David Wagner <daw@cs.berkeley.edu> said:
> For instance, standard Unix systems have only limited support for this
> principle.  A process can be running as root, or as a non-root user.
> Root processes can relinquish some privileges by calling setuid() to
> become a non-root user.  However, this has a lot of limitations.  It is
> very coarse-grained.  It is not available to ordinary (non-root) programs.
> And so on.

Cees de Groot wrote:
> Linux has done a tiny step in the correct direction with kernel capabilities.
> For example, I have an appserver that's suid root, gives itself the
> capability to bind to low-numbered ports, then suid's to an unpriviliged user
> id.

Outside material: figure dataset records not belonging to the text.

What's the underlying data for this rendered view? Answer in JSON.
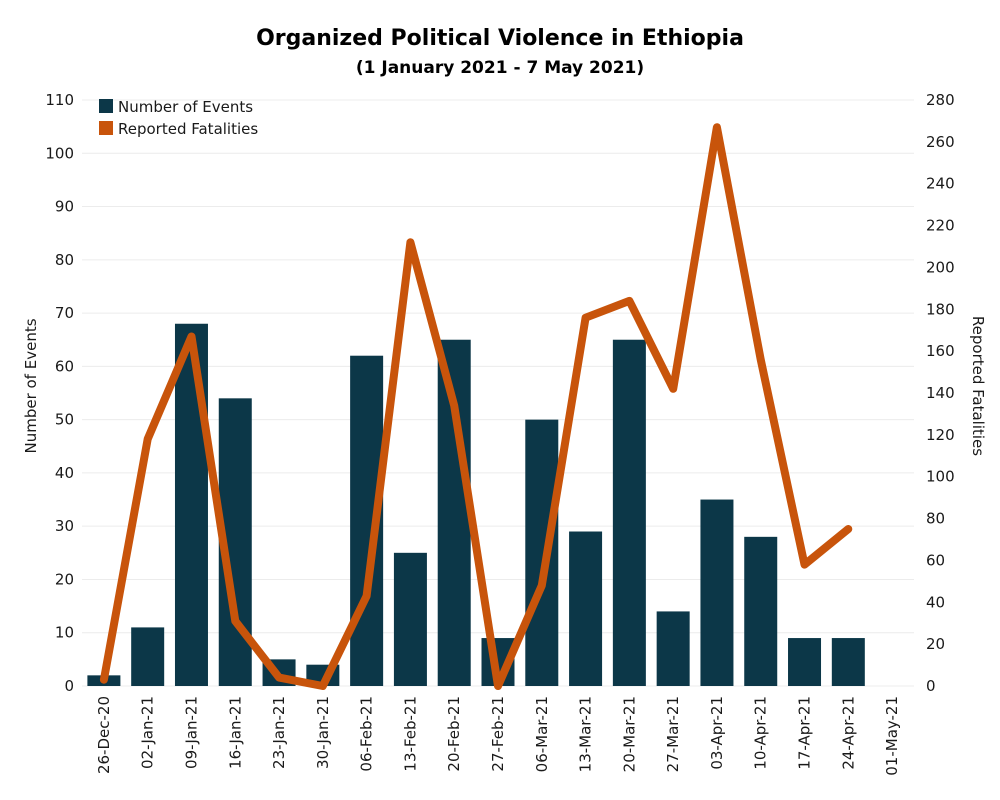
{
  "colors": {
    "bars": "#0c3748",
    "line": "#c8540b"
  },
  "chart_data": {
    "type": "bar",
    "title": "Organized Political Violence in Ethiopia",
    "subtitle": "(1 January 2021 - 7 May 2021)",
    "categories": [
      "26-Dec-20",
      "02-Jan-21",
      "09-Jan-21",
      "16-Jan-21",
      "23-Jan-21",
      "30-Jan-21",
      "06-Feb-21",
      "13-Feb-21",
      "20-Feb-21",
      "27-Feb-21",
      "06-Mar-21",
      "13-Mar-21",
      "20-Mar-21",
      "27-Mar-21",
      "03-Apr-21",
      "10-Apr-21",
      "17-Apr-21",
      "24-Apr-21",
      "01-May-21"
    ],
    "ylabel": "Number of Events",
    "y2label": "Reported Fatalities",
    "ylim": [
      0,
      110
    ],
    "y2lim": [
      0,
      280
    ],
    "yticks": [
      0,
      10,
      20,
      30,
      40,
      50,
      60,
      70,
      80,
      90,
      100,
      110
    ],
    "y2ticks": [
      0,
      20,
      40,
      60,
      80,
      100,
      120,
      140,
      160,
      180,
      200,
      220,
      240,
      260,
      280
    ],
    "legend_position": "top-left",
    "series": [
      {
        "name": "Number of Events",
        "type": "bar",
        "axis": "left",
        "values": [
          2,
          11,
          68,
          54,
          5,
          4,
          62,
          25,
          65,
          9,
          50,
          29,
          65,
          14,
          35,
          28,
          9,
          9,
          null
        ]
      },
      {
        "name": "Reported Fatalities",
        "type": "line",
        "axis": "right",
        "values": [
          3,
          118,
          167,
          31,
          4,
          0,
          43,
          212,
          134,
          0,
          48,
          176,
          184,
          142,
          267,
          156,
          58,
          75,
          null
        ]
      }
    ]
  }
}
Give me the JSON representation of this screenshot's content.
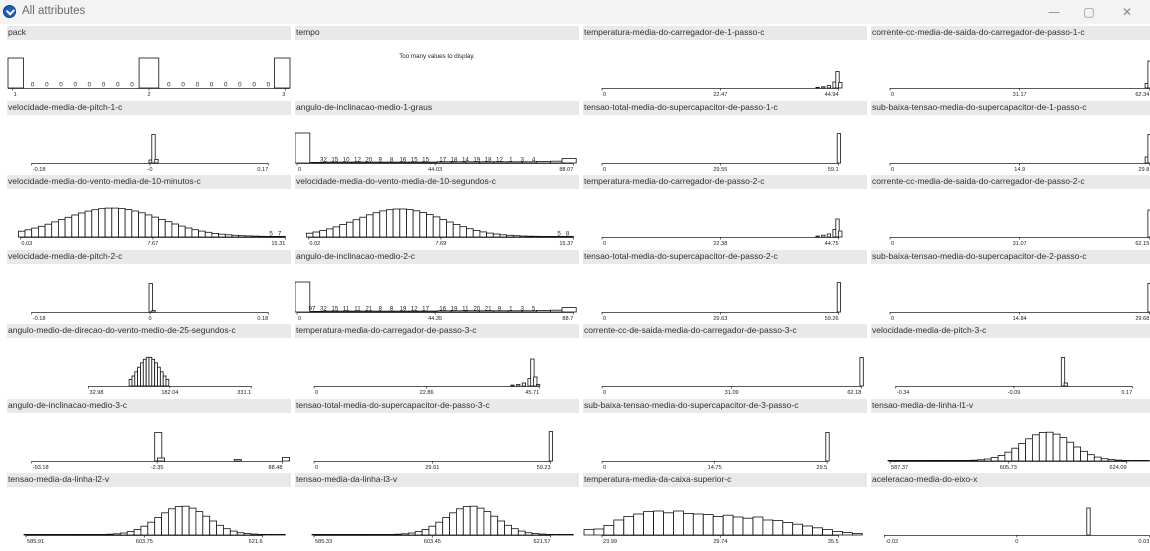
{
  "window": {
    "title": "All attributes",
    "icon": "orange-data-icon",
    "controls": [
      {
        "name": "minimize-button",
        "glyph": "—"
      },
      {
        "name": "maximize-button",
        "glyph": "▢"
      },
      {
        "name": "close-button",
        "glyph": "✕"
      }
    ]
  },
  "charts": [
    {
      "title": "pack",
      "type": "discrete",
      "ticks": [
        "1",
        "2",
        "3"
      ],
      "tick_pos": [
        0.02,
        0.5,
        0.98
      ],
      "bars": [
        [
          0,
          0.055,
          1
        ],
        [
          0.465,
          0.535,
          1
        ],
        [
          0.945,
          1,
          1
        ]
      ],
      "counts": [
        {
          "x": 0.09,
          "t": "0"
        },
        {
          "x": 0.14,
          "t": "0"
        },
        {
          "x": 0.19,
          "t": "0"
        },
        {
          "x": 0.24,
          "t": "0"
        },
        {
          "x": 0.29,
          "t": "0"
        },
        {
          "x": 0.34,
          "t": "0"
        },
        {
          "x": 0.39,
          "t": "0"
        },
        {
          "x": 0.44,
          "t": "0"
        },
        {
          "x": 0.57,
          "t": "0"
        },
        {
          "x": 0.62,
          "t": "0"
        },
        {
          "x": 0.67,
          "t": "0"
        },
        {
          "x": 0.72,
          "t": "0"
        },
        {
          "x": 0.77,
          "t": "0"
        },
        {
          "x": 0.82,
          "t": "0"
        },
        {
          "x": 0.87,
          "t": "0"
        },
        {
          "x": 0.92,
          "t": "0"
        }
      ]
    },
    {
      "title": "tempo",
      "type": "message",
      "message": "Too many values to display."
    },
    {
      "title": "temperatura-media-do-carregador-de-1-passo-c",
      "type": "hist",
      "axis": [
        0.06,
        0.9
      ],
      "ticks": [
        "0",
        "22.47",
        "44.94"
      ],
      "bins": [
        [
          0.82,
          0.02
        ],
        [
          0.84,
          0.04
        ],
        [
          0.86,
          0.08
        ],
        [
          0.88,
          0.2
        ],
        [
          0.89,
          0.55
        ],
        [
          0.9,
          0.18
        ]
      ]
    },
    {
      "title": "corrente-cc-media-de-saida-do-carregador-de-passo-1-c",
      "type": "hist",
      "axis": [
        0.06,
        0.98
      ],
      "ticks": [
        "0",
        "31.17",
        "62.34"
      ],
      "bins": [
        [
          0.965,
          0.15
        ],
        [
          0.975,
          0.9
        ]
      ]
    },
    {
      "title": "velocidade-media-de-pitch-1-c",
      "type": "hist",
      "axis": [
        0.08,
        0.92
      ],
      "ticks": [
        "-0.18",
        "-0",
        "0.17"
      ],
      "bins": [
        [
          0.5,
          0.1
        ],
        [
          0.51,
          0.95
        ],
        [
          0.52,
          0.12
        ]
      ]
    },
    {
      "title": "angulo-de-inclinacao-medio-1-graus",
      "type": "hist",
      "axis": [
        0.0,
        0.98
      ],
      "ticks": [
        "0",
        "44.03",
        "88.07"
      ],
      "bins": [
        [
          0,
          1.0
        ],
        [
          0.055,
          0.02
        ],
        [
          0.1,
          0.03
        ],
        [
          0.15,
          0.03
        ],
        [
          0.2,
          0.03
        ],
        [
          0.25,
          0.03
        ],
        [
          0.3,
          0.03
        ],
        [
          0.35,
          0.03
        ],
        [
          0.4,
          0.03
        ],
        [
          0.45,
          0.03
        ],
        [
          0.5,
          0.04
        ],
        [
          0.55,
          0.04
        ],
        [
          0.6,
          0.04
        ],
        [
          0.65,
          0.04
        ],
        [
          0.7,
          0.04
        ],
        [
          0.75,
          0.04
        ],
        [
          0.8,
          0.04
        ],
        [
          0.85,
          0.05
        ],
        [
          0.9,
          0.06
        ],
        [
          0.94,
          0.15
        ]
      ],
      "counts": [
        {
          "x": 0.1,
          "t": "32"
        },
        {
          "x": 0.14,
          "t": "15"
        },
        {
          "x": 0.18,
          "t": "10"
        },
        {
          "x": 0.22,
          "t": "12"
        },
        {
          "x": 0.26,
          "t": "20"
        },
        {
          "x": 0.3,
          "t": "9"
        },
        {
          "x": 0.34,
          "t": "8"
        },
        {
          "x": 0.38,
          "t": "16"
        },
        {
          "x": 0.42,
          "t": "15"
        },
        {
          "x": 0.46,
          "t": "15"
        },
        {
          "x": 0.52,
          "t": "17"
        },
        {
          "x": 0.56,
          "t": "18"
        },
        {
          "x": 0.6,
          "t": "14"
        },
        {
          "x": 0.64,
          "t": "19"
        },
        {
          "x": 0.68,
          "t": "18"
        },
        {
          "x": 0.72,
          "t": "12"
        },
        {
          "x": 0.76,
          "t": "1"
        },
        {
          "x": 0.8,
          "t": "3"
        },
        {
          "x": 0.84,
          "t": "4"
        }
      ]
    },
    {
      "title": "tensao-total-media-do-supercapacitor-de-passo-1-c",
      "type": "hist",
      "axis": [
        0.06,
        0.9
      ],
      "ticks": [
        "0",
        "29.55",
        "59.1"
      ],
      "bins": [
        [
          0.895,
          0.98
        ]
      ]
    },
    {
      "title": "sub-baixa-tensao-media-do-supercapacitor-de-1-passo-c",
      "type": "hist",
      "axis": [
        0.06,
        0.98
      ],
      "ticks": [
        "0",
        "14.9",
        "29.8"
      ],
      "bins": [
        [
          0.965,
          0.2
        ],
        [
          0.975,
          0.95
        ]
      ]
    },
    {
      "title": "velocidade-media-do-vento-media-de-10-minutos-c",
      "type": "hist",
      "axis": [
        0.04,
        0.98
      ],
      "ticks": [
        "0.03",
        "7.67",
        "15.31"
      ],
      "shape": "normal",
      "center": 0.37,
      "width": 0.28,
      "nbins": 40,
      "peak": 0.95,
      "counts": [
        {
          "x": 0.93,
          "t": "5"
        },
        {
          "x": 0.96,
          "t": "7"
        }
      ]
    },
    {
      "title": "velocidade-media-do-vento-media-de-10-segundos-c",
      "type": "hist",
      "axis": [
        0.04,
        0.98
      ],
      "ticks": [
        "0.02",
        "7.69",
        "15.37"
      ],
      "shape": "normal",
      "center": 0.37,
      "width": 0.25,
      "nbins": 40,
      "peak": 0.92,
      "counts": [
        {
          "x": 0.93,
          "t": "5"
        },
        {
          "x": 0.96,
          "t": "8"
        }
      ]
    },
    {
      "title": "temperatura-media-do-carregador-de-passo-2-c",
      "type": "hist",
      "axis": [
        0.06,
        0.9
      ],
      "ticks": [
        "0",
        "22.38",
        "44.75"
      ],
      "bins": [
        [
          0.82,
          0.03
        ],
        [
          0.84,
          0.06
        ],
        [
          0.86,
          0.1
        ],
        [
          0.88,
          0.25
        ],
        [
          0.89,
          0.6
        ],
        [
          0.9,
          0.2
        ]
      ]
    },
    {
      "title": "corrente-cc-media-de-saida-do-carregador-de-passo-2-c",
      "type": "hist",
      "axis": [
        0.06,
        0.98
      ],
      "ticks": [
        "0",
        "31.07",
        "62.15"
      ],
      "bins": [
        [
          0.975,
          0.9
        ]
      ]
    },
    {
      "title": "velocidade-media-de-pitch-2-c",
      "type": "hist",
      "axis": [
        0.08,
        0.92
      ],
      "ticks": [
        "-0.18",
        "0",
        "0.18"
      ],
      "bins": [
        [
          0.5,
          0.95
        ],
        [
          0.51,
          0.05
        ]
      ]
    },
    {
      "title": "angulo-de-inclinacao-medio-2-c",
      "type": "hist",
      "axis": [
        0.0,
        0.98
      ],
      "ticks": [
        "0",
        "44.35",
        "88.7"
      ],
      "bins": [
        [
          0,
          1.0
        ],
        [
          0.055,
          0.02
        ],
        [
          0.1,
          0.03
        ],
        [
          0.15,
          0.03
        ],
        [
          0.2,
          0.03
        ],
        [
          0.25,
          0.03
        ],
        [
          0.3,
          0.03
        ],
        [
          0.35,
          0.03
        ],
        [
          0.4,
          0.03
        ],
        [
          0.45,
          0.03
        ],
        [
          0.5,
          0.04
        ],
        [
          0.55,
          0.04
        ],
        [
          0.6,
          0.04
        ],
        [
          0.65,
          0.04
        ],
        [
          0.7,
          0.04
        ],
        [
          0.75,
          0.04
        ],
        [
          0.8,
          0.04
        ],
        [
          0.85,
          0.05
        ],
        [
          0.9,
          0.06
        ],
        [
          0.94,
          0.15
        ]
      ],
      "counts": [
        {
          "x": 0.06,
          "t": "97"
        },
        {
          "x": 0.1,
          "t": "32"
        },
        {
          "x": 0.14,
          "t": "15"
        },
        {
          "x": 0.18,
          "t": "11"
        },
        {
          "x": 0.22,
          "t": "11"
        },
        {
          "x": 0.26,
          "t": "21"
        },
        {
          "x": 0.3,
          "t": "8"
        },
        {
          "x": 0.34,
          "t": "8"
        },
        {
          "x": 0.38,
          "t": "19"
        },
        {
          "x": 0.42,
          "t": "12"
        },
        {
          "x": 0.46,
          "t": "17"
        },
        {
          "x": 0.52,
          "t": "16"
        },
        {
          "x": 0.56,
          "t": "19"
        },
        {
          "x": 0.6,
          "t": "11"
        },
        {
          "x": 0.64,
          "t": "20"
        },
        {
          "x": 0.68,
          "t": "21"
        },
        {
          "x": 0.72,
          "t": "9"
        },
        {
          "x": 0.76,
          "t": "1"
        },
        {
          "x": 0.8,
          "t": "3"
        },
        {
          "x": 0.84,
          "t": "5"
        }
      ]
    },
    {
      "title": "tensao-total-media-do-supercapacitor-de-passo-2-c",
      "type": "hist",
      "axis": [
        0.06,
        0.9
      ],
      "ticks": [
        "0",
        "29.63",
        "59.26"
      ],
      "bins": [
        [
          0.895,
          0.98
        ]
      ]
    },
    {
      "title": "sub-baixa-tensao-media-do-supercapacitor-de-2-passo-c",
      "type": "hist",
      "axis": [
        0.06,
        0.98
      ],
      "ticks": [
        "0",
        "14.84",
        "29.68"
      ],
      "bins": [
        [
          0.975,
          0.95
        ]
      ]
    },
    {
      "title": "angulo-medio-de-direcao-do-vento-medio-de-25-segundos-c",
      "type": "hist",
      "axis": [
        0.28,
        0.86
      ],
      "ticks": [
        "32.98",
        "182.04",
        "331.1"
      ],
      "shape": "normal",
      "center": 0.5,
      "width": 0.06,
      "nbins": 14,
      "peak": 0.95,
      "xrange": [
        0.43,
        0.57
      ]
    },
    {
      "title": "temperatura-media-do-carregador-de-passo-3-c",
      "type": "hist",
      "axis": [
        0.06,
        0.86
      ],
      "ticks": [
        "0",
        "22.86",
        "45.71"
      ],
      "bins": [
        [
          0.76,
          0.03
        ],
        [
          0.78,
          0.05
        ],
        [
          0.8,
          0.1
        ],
        [
          0.82,
          0.25
        ],
        [
          0.83,
          0.9
        ],
        [
          0.84,
          0.3
        ],
        [
          0.85,
          0.05
        ]
      ]
    },
    {
      "title": "corrente-cc-de-saida-media-do-carregador-de-passo-3-c",
      "type": "hist",
      "axis": [
        0.06,
        0.98
      ],
      "ticks": [
        "0",
        "31.09",
        "62.18"
      ],
      "bins": [
        [
          0.975,
          0.95
        ]
      ]
    },
    {
      "title": "velocidade-media-de-pitch-3-c",
      "type": "hist",
      "axis": [
        0.08,
        0.92
      ],
      "ticks": [
        "-0.34",
        "-0.09",
        "0.17"
      ],
      "bins": [
        [
          0.67,
          0.95
        ],
        [
          0.68,
          0.1
        ]
      ]
    },
    {
      "title": "angulo-de-inclinacao-medio-3-c",
      "type": "hist",
      "axis": [
        0.08,
        0.97
      ],
      "ticks": [
        "-93.18",
        "-2.35",
        "88.48"
      ],
      "bins": [
        [
          0.52,
          0.95
        ],
        [
          0.53,
          0.1
        ],
        [
          0.8,
          0.05
        ],
        [
          0.97,
          0.12
        ]
      ]
    },
    {
      "title": "tensao-total-media-do-supercapacitor-de-passo-3-c",
      "type": "hist",
      "axis": [
        0.06,
        0.9
      ],
      "ticks": [
        "0",
        "29.61",
        "59.23"
      ],
      "bins": [
        [
          0.895,
          0.98
        ]
      ]
    },
    {
      "title": "sub-baixa-tensao-media-do-supercapacitor-de-3-passo-c",
      "type": "hist",
      "axis": [
        0.06,
        0.86
      ],
      "ticks": [
        "0",
        "14.75",
        "29.5"
      ],
      "bins": [
        [
          0.855,
          0.95
        ]
      ]
    },
    {
      "title": "tensao-media-de-linha-l1-v",
      "type": "hist",
      "axis": [
        0.06,
        0.9
      ],
      "ticks": [
        "587.37",
        "605.73",
        "624.09"
      ],
      "shape": "normal",
      "center": 0.62,
      "width": 0.14,
      "nbins": 38,
      "peak": 0.95,
      "xrange": [
        0.06,
        0.98
      ]
    },
    {
      "title": "tensao-media-da-linha-l2-v",
      "type": "hist",
      "axis": [
        0.06,
        0.9
      ],
      "ticks": [
        "585.91",
        "603.75",
        "621.6"
      ],
      "shape": "normal",
      "center": 0.62,
      "width": 0.14,
      "nbins": 38,
      "peak": 0.95,
      "xrange": [
        0.06,
        0.98
      ]
    },
    {
      "title": "tensao-media-da-linha-l3-v",
      "type": "hist",
      "axis": [
        0.06,
        0.9
      ],
      "ticks": [
        "585.33",
        "603.45",
        "621.57"
      ],
      "shape": "normal",
      "center": 0.62,
      "width": 0.14,
      "nbins": 38,
      "peak": 0.95,
      "xrange": [
        0.06,
        0.98
      ]
    },
    {
      "title": "temperatura-media-da-caixa-superior-c",
      "type": "hist",
      "axis": [
        0.06,
        0.9
      ],
      "ticks": [
        "23.99",
        "29.74",
        "35.5"
      ],
      "shape": "broad",
      "nbins": 28,
      "xrange": [
        0.0,
        0.98
      ]
    },
    {
      "title": "aceleracao-media-do-eixo-x",
      "type": "hist",
      "axis": [
        0.04,
        0.98
      ],
      "ticks": [
        "-0.02",
        "0",
        "0.03"
      ],
      "bins": [
        [
          0.76,
          0.9
        ]
      ]
    }
  ]
}
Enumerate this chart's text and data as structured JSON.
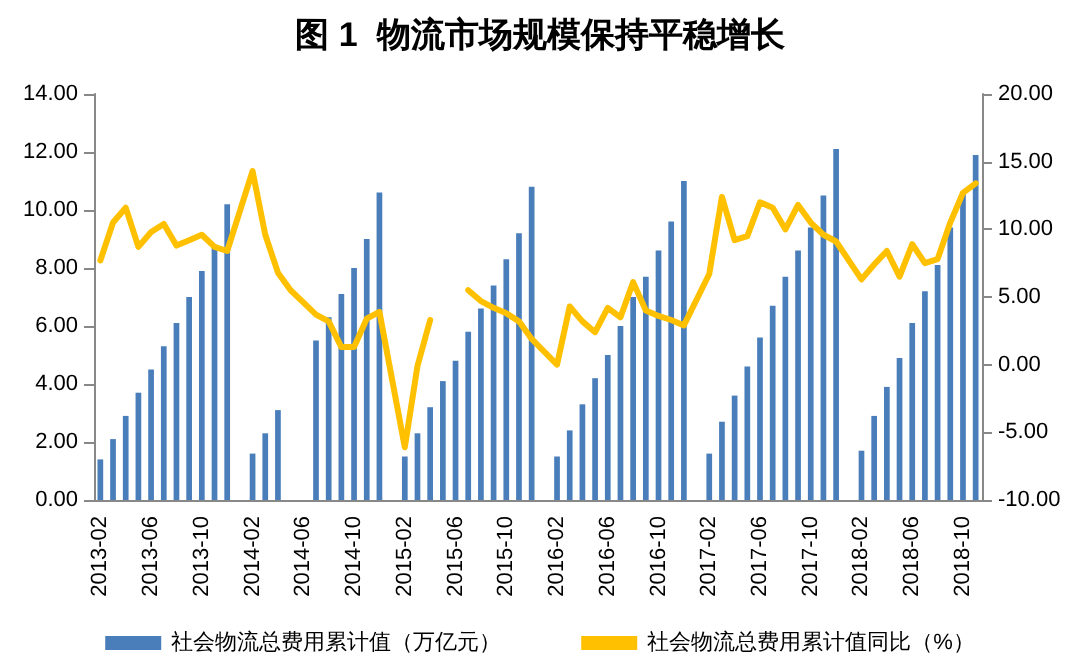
{
  "chart_data": {
    "type": "bar",
    "title": "图 1  物流市场规模保持平稳增长",
    "categories": [
      "2013-02",
      null,
      null,
      null,
      "2013-06",
      null,
      null,
      null,
      "2013-10",
      null,
      null,
      null,
      "2014-02",
      null,
      null,
      null,
      "2014-06",
      null,
      null,
      null,
      "2014-10",
      null,
      null,
      null,
      "2015-02",
      null,
      null,
      null,
      "2015-06",
      null,
      null,
      null,
      "2015-10",
      null,
      null,
      null,
      "2016-02",
      null,
      null,
      null,
      "2016-06",
      null,
      null,
      null,
      "2016-10",
      null,
      null,
      null,
      "2017-02",
      null,
      null,
      null,
      "2017-06",
      null,
      null,
      null,
      "2017-10",
      null,
      null,
      null,
      "2018-02",
      null,
      null,
      null,
      "2018-06",
      null,
      null,
      null,
      "2018-10",
      null
    ],
    "series": [
      {
        "name": "社会物流总费用累计值（万亿元）",
        "color": "#4a7ebb",
        "values": [
          1.4,
          2.1,
          2.9,
          3.7,
          4.5,
          5.3,
          6.1,
          7.0,
          7.9,
          8.8,
          10.2,
          null,
          1.6,
          2.3,
          3.1,
          null,
          null,
          5.5,
          6.3,
          7.1,
          8.0,
          9.0,
          10.6,
          null,
          1.5,
          2.3,
          3.2,
          4.1,
          4.8,
          5.8,
          6.6,
          7.4,
          8.3,
          9.2,
          10.8,
          null,
          1.5,
          2.4,
          3.3,
          4.2,
          5.0,
          6.0,
          7.0,
          7.7,
          8.6,
          9.6,
          11.0,
          null,
          1.6,
          2.7,
          3.6,
          4.6,
          5.6,
          6.7,
          7.7,
          8.6,
          9.4,
          10.5,
          12.1,
          null,
          1.7,
          2.9,
          3.9,
          4.9,
          6.1,
          7.2,
          8.1,
          9.4,
          10.6,
          11.9
        ]
      },
      {
        "name": "社会物流总费用累计值同比（%）",
        "type": "line",
        "axis": "y2",
        "color": "#ffc000",
        "values": [
          7.7,
          10.5,
          11.6,
          8.7,
          9.8,
          10.4,
          8.8,
          9.2,
          9.6,
          8.7,
          8.4,
          null,
          14.3,
          9.6,
          6.8,
          5.5,
          4.6,
          3.7,
          3.2,
          1.3,
          1.3,
          3.4,
          3.9,
          null,
          -6.1,
          -0.1,
          3.3,
          null,
          null,
          5.5,
          4.7,
          4.2,
          3.8,
          3.2,
          1.9,
          null,
          0.0,
          4.3,
          3.2,
          2.4,
          4.2,
          3.5,
          6.1,
          4.0,
          3.6,
          3.3,
          2.9,
          null,
          6.7,
          12.4,
          9.2,
          9.5,
          12.0,
          11.6,
          10.0,
          11.8,
          10.5,
          9.6,
          9.1,
          null,
          6.3,
          7.4,
          8.4,
          6.5,
          8.9,
          7.5,
          7.8,
          10.5,
          12.7,
          13.4
        ]
      }
    ],
    "ylim": [
      0,
      14
    ],
    "yticks": [
      {
        "value": 0,
        "label": "0.00"
      },
      {
        "value": 2,
        "label": "2.00"
      },
      {
        "value": 4,
        "label": "4.00"
      },
      {
        "value": 6,
        "label": "6.00"
      },
      {
        "value": 8,
        "label": "8.00"
      },
      {
        "value": 10,
        "label": "10.00"
      },
      {
        "value": 12,
        "label": "12.00"
      },
      {
        "value": 14,
        "label": "14.00"
      }
    ],
    "y2lim": [
      -10,
      20
    ],
    "y2ticks": [
      {
        "value": -10,
        "label": "-10.00"
      },
      {
        "value": -5,
        "label": "-5.00"
      },
      {
        "value": 0,
        "label": "0.00"
      },
      {
        "value": 5,
        "label": "5.00"
      },
      {
        "value": 10,
        "label": "10.00"
      },
      {
        "value": 15,
        "label": "15.00"
      },
      {
        "value": 20,
        "label": "20.00"
      }
    ],
    "legend": "bottom",
    "grid": false,
    "marker": "none",
    "line_style": "solid"
  }
}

Somewhere in the high-level language code, later on, the socket is created
> and bound to port 80.

It should be emphasized that these are not "capabilities" at all. 
They are just a list of privileges that have been mistakenly
labelled "capabilities".  In a capability system, a program cannot
"give itself the capability" to do anything; it can only transfer
its capabilities to other actors, and does so by explicitly sending
them along communication channels. shap cg

I'm not even sure this is a step in the correct direction.   Yes,
it does allow one to write setuid programs that are somewhat safer
than the programs that can be written today, but at the expense of
further complicating the security model (does any one person know
everything that happens in fork() anymore?) and damaging the word
"capability".

> However, this is not POLA. That's be the capability to bind exactly to port
> 80. My appserver can bind to any low port and fool e.g. NFS servers and other
> systems that think ports <1024 are something special.

That's a granularity issue.   I agree that finer granularity is
desirable, but even if Linux "capabilities" had finer granularity,
it would still be the wrong model.

Even then, regardless of the granularity at which these privileges
might be specified,  all programs would still be restricted to the
particular boundaries and definitions imposed by the kernel, and
would be unable to refine or aggregate them as a capability system
with interposition would.

In summary, Linux "capabilities" are not POLA for three independent
reasons:  (a) POLA means authority isn't transferred implicitly,
(b) the chunks of privileges are too big, and (c) programs don't
have the power to truly uphold POLA even if they wanted to because
they can't refine the authorities they transmit.